Features making Dusk OS special

A whole OS built from source on boot

One thing that makes Dusk OS special is that it boots from a tiny kernel weighting less than 4 kilobytes. From this tiny core, on boot, it builds its way up, from source code, to a system that has a functional C compiler, which then allows it to bootstrap itself some more, from source code.

This peculiarity of Dusk OS has interesting properties. The nicest one, in my humble opinion, is that this allows us to sidestep the entire problems of binary compatibility and relocation and only deal with source compatibility. So, no ELF, no binutils, only code that is designed to run from where it was generated in the first place. This is so much simpler!

Object files? Global symbols? Nah. C functions are simple Forth words.

Harmonized Assembly Layer

Dusk features what we call the Harmonized Assembly Layer (HAL for short). This is a cross-CPU assembler, on which the C compiler relies, which prioritizes implementation and usage simplicity, but is also designed to generate efficient native code.

Shortest path to self-hosting for an "almost C" compiler

Dusk OS self-hosts in about 500 lines of assembly and a few hundred lines of Forth (the exact number depends on the target machine). From there, it bootstraps to DuskCC, which is roughly 1000 lines of Forth code. To my knowledge, Dusk OS is unique in that regard.

You can pick any C compiler that requires POSIX and it will automatically require orders of magnitude more lines of code to bootstrap because you need that POSIX system in addition to the C compiler. So even if you pick a small C compiler such as tcc, you still need a POSIX system to build it, which is usually in the millions of LOCs.

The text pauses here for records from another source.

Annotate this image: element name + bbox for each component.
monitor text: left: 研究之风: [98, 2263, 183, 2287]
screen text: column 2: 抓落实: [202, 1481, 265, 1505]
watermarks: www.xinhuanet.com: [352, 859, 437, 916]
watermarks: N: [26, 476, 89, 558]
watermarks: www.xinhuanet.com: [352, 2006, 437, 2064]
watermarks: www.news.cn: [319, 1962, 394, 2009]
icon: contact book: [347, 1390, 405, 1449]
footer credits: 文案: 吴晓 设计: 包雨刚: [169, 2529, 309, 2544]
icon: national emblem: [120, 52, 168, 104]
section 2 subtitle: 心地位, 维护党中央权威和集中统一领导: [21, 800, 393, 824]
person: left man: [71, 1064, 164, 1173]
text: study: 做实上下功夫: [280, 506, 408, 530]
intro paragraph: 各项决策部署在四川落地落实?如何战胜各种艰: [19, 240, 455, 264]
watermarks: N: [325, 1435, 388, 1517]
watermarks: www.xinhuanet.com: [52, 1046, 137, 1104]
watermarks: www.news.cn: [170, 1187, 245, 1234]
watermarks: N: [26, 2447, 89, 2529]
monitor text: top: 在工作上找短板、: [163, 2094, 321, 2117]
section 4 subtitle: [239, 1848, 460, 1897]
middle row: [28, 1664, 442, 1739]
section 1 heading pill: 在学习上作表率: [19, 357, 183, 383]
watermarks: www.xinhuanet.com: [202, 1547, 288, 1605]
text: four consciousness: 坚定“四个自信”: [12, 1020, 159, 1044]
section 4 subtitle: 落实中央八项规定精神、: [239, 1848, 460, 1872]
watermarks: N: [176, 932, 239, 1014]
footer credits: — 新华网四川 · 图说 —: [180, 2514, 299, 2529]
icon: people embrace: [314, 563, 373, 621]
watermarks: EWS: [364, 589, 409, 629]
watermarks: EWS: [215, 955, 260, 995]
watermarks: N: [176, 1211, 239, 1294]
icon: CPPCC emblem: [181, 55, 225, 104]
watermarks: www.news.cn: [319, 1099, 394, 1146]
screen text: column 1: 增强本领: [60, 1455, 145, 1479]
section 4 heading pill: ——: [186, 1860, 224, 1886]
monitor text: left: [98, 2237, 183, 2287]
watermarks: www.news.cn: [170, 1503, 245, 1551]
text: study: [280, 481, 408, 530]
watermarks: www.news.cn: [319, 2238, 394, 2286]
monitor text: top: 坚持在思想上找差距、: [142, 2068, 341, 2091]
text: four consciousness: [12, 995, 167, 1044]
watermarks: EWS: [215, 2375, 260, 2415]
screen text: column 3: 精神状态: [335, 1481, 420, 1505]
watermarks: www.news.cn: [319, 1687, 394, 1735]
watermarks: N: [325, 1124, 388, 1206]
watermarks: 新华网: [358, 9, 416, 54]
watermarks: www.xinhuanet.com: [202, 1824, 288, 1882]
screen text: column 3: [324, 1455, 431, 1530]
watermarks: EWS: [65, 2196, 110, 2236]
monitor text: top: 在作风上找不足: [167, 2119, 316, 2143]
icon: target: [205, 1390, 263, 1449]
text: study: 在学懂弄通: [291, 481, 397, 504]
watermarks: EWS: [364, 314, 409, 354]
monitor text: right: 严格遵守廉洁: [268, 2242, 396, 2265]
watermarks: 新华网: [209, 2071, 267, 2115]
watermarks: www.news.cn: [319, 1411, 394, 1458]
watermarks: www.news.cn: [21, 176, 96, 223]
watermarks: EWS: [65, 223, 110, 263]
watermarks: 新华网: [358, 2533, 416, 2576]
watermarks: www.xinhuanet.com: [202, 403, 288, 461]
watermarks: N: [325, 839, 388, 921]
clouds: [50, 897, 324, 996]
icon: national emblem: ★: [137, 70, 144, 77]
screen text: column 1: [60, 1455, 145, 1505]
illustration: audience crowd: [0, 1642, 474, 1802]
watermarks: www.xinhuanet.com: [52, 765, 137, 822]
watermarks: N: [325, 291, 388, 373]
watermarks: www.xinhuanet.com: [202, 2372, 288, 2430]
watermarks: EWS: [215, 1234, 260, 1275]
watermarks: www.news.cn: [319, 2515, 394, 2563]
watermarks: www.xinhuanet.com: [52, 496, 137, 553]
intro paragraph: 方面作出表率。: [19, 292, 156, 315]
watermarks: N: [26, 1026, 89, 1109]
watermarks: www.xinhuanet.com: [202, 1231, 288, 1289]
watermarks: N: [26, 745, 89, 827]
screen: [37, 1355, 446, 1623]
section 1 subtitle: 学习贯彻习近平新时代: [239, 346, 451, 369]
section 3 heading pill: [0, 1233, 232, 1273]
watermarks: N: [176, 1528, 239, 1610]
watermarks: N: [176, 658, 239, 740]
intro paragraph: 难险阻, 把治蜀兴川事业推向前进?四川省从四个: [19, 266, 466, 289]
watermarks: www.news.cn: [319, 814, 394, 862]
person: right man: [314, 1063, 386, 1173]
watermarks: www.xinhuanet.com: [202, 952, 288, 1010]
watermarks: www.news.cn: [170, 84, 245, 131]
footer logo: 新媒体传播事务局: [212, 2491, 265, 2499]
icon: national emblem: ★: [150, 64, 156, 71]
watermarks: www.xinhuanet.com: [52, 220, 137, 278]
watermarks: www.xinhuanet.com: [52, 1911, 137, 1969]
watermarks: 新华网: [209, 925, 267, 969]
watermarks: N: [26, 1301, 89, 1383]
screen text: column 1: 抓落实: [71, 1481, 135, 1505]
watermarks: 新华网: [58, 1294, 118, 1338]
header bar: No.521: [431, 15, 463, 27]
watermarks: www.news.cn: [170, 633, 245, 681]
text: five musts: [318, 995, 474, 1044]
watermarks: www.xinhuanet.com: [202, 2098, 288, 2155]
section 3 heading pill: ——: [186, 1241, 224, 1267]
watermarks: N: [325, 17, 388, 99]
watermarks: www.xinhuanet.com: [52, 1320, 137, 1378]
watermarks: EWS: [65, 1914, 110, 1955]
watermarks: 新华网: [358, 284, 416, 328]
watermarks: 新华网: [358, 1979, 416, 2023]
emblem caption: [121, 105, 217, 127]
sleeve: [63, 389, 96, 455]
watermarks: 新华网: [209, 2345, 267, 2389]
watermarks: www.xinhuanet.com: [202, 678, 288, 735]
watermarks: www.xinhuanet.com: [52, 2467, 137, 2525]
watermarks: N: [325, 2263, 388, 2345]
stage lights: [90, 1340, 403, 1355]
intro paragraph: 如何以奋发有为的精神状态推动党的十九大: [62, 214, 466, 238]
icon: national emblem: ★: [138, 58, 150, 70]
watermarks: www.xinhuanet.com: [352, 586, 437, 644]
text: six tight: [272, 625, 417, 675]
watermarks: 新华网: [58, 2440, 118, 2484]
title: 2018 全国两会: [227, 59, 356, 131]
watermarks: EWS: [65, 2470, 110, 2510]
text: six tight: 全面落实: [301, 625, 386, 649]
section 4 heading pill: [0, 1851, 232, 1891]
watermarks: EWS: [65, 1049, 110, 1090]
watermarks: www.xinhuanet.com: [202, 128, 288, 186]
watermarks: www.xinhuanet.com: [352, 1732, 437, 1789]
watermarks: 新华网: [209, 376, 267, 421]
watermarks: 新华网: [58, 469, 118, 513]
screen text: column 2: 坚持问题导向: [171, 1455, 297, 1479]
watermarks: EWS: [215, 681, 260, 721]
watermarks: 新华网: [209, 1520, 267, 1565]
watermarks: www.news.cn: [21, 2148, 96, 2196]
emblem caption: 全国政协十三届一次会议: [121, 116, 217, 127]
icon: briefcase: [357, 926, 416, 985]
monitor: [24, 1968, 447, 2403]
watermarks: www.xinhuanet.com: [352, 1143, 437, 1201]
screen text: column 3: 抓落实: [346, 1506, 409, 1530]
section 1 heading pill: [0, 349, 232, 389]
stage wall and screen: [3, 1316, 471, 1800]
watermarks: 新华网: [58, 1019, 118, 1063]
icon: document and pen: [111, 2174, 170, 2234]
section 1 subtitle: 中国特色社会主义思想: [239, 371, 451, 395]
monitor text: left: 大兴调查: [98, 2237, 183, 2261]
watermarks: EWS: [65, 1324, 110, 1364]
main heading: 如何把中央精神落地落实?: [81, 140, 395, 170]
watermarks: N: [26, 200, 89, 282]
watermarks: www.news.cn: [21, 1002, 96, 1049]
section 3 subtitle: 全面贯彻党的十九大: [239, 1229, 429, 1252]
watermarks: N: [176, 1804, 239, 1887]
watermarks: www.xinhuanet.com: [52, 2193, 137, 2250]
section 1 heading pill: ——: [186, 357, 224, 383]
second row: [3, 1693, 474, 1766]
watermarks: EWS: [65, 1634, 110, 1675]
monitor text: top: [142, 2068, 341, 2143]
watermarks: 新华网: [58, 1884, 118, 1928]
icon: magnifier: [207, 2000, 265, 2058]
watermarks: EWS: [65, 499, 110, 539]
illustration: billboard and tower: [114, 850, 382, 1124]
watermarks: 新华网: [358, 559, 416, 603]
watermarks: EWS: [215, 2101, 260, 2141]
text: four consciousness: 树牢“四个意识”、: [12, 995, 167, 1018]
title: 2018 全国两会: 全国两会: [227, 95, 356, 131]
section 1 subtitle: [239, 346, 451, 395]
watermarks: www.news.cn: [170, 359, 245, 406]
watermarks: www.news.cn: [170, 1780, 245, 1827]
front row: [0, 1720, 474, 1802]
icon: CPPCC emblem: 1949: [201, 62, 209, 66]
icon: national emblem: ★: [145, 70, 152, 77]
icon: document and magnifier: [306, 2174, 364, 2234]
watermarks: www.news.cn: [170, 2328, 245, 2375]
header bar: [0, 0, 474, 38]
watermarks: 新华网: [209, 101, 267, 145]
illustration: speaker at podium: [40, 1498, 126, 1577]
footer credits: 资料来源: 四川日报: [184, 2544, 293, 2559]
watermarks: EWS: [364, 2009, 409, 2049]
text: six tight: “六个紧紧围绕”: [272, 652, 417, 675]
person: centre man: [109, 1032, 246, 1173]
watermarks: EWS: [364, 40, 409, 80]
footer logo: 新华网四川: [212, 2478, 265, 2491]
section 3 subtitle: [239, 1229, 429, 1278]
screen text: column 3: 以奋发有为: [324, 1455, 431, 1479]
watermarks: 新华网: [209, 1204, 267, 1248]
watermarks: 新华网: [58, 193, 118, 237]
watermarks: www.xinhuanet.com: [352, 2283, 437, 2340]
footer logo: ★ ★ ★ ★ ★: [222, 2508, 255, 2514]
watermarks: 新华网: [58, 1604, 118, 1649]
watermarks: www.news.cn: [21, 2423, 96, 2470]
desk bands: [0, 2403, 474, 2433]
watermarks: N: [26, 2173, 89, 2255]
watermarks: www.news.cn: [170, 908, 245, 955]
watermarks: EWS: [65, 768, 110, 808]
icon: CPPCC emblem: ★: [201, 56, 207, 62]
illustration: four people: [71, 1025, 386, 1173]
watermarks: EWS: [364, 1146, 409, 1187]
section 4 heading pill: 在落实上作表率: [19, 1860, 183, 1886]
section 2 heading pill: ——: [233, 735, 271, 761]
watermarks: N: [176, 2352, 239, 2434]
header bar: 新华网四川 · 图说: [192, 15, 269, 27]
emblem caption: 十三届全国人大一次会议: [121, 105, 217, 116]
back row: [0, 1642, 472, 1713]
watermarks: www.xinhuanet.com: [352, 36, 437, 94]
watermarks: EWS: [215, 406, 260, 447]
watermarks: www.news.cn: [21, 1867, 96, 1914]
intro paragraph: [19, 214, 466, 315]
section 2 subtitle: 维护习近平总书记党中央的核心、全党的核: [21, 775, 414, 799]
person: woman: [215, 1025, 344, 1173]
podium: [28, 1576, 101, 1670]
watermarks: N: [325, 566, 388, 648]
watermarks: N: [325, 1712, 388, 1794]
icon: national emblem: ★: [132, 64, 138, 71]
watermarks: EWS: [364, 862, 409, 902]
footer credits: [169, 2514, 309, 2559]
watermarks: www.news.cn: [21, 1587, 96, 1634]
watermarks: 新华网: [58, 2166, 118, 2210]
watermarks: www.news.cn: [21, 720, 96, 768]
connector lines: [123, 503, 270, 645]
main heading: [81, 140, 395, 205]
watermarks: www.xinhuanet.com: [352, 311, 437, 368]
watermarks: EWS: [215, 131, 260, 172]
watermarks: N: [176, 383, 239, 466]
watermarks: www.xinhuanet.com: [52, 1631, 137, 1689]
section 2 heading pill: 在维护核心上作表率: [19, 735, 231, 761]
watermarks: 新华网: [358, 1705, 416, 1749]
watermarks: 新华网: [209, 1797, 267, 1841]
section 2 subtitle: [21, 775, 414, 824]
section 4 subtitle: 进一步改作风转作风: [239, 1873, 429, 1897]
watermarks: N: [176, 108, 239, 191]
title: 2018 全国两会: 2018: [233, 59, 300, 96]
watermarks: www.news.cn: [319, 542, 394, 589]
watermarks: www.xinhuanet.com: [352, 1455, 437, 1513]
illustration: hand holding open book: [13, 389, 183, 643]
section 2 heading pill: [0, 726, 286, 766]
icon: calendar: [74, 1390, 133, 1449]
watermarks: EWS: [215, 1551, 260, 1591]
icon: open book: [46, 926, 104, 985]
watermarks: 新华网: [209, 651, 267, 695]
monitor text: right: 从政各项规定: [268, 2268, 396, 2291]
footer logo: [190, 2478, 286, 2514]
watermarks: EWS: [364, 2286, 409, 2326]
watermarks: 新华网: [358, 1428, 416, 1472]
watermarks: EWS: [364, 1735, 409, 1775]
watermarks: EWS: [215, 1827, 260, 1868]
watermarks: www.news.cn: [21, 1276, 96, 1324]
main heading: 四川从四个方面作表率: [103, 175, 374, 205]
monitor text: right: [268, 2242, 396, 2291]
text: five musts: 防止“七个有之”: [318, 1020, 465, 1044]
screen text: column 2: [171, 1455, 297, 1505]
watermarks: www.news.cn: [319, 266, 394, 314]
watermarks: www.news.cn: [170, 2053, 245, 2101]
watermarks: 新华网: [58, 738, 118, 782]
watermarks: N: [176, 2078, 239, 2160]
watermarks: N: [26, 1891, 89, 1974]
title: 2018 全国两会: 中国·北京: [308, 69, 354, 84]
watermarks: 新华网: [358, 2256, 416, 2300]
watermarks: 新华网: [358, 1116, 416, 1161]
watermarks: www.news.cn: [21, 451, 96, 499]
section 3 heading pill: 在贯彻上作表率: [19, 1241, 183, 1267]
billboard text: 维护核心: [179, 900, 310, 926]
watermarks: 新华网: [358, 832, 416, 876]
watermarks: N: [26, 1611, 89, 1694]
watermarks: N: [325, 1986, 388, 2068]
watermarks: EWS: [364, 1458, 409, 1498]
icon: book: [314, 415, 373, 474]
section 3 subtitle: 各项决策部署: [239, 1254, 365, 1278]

To be fair, Dusk OS is not the first project thinking of optimizing that path. Efforts at making our modern software world bootstrappable lead to an "almost C", M2-Planet with a feature set comparable to DuskCC with very few lines of code. M2-Planet itself is about 5K lines of code and the various stages that lead to it are generally a few hundred lines each. The project initially ran on top of regular kernels (as in "fat kernels with lots of code"), but some bare metal stages (1, 2) were created and now this little chain end up being comparable to Dusk in terms of lines of code. Still more than Dusk, but in the same ballpark.

Although this path is short and technically leads you to an "almost C" compiler, you can hardly use it because it has no "real kernel" (those bare metal stages mentioned above are enough to compile M2-Planet, but really not much else, they're extremely limited) and no shell. You'll need those if you want to use your shiny compiler.

One of your best picks, should you try this path, would be Fiwix, a minimal POSIX i386 kernel weighting less than 50K lines of C+asm. But then, M2-Planet is not enough. You need to compile tcc (which M2-Planet can compile after having applied a few patches) which weights 80K. Userspace is worse. Bash+coreutils are 400K, even busybox is 190K. We still end up with a pretty minimal and simple system, but it's still a lot more code than Dusk.

So, unless someone tells me about some option I don't know about, DuskCC is quite innovative on the aspect of self-hosting path length.

Dusk OS is pretty fast

The code generated by Dusk OS holds pretty well to modern compilers with fancy optimizations and millions of lines of code.

In a Byte Sieve benchmark done on a i386 NetBSD system, the DuskCC version of the sieve is almost as fast as GCC's unoptimized build and the HAL's translation of the Sieve algorithm blows past GCC's unoptimized build to nearly reach the speed of GCC -O2!

And it gets better! HAL's design allows efficiency to naturally "bubble up" to higher level code with impressive results. For example, there's the "charcount" example which pits Dusk's rfind against POSIX's regex(3). For this particular and simple use case (count occurrences of characters range in a big file), Dusk is 15% faster than Debian bookworm amd64's regex(3) implementation.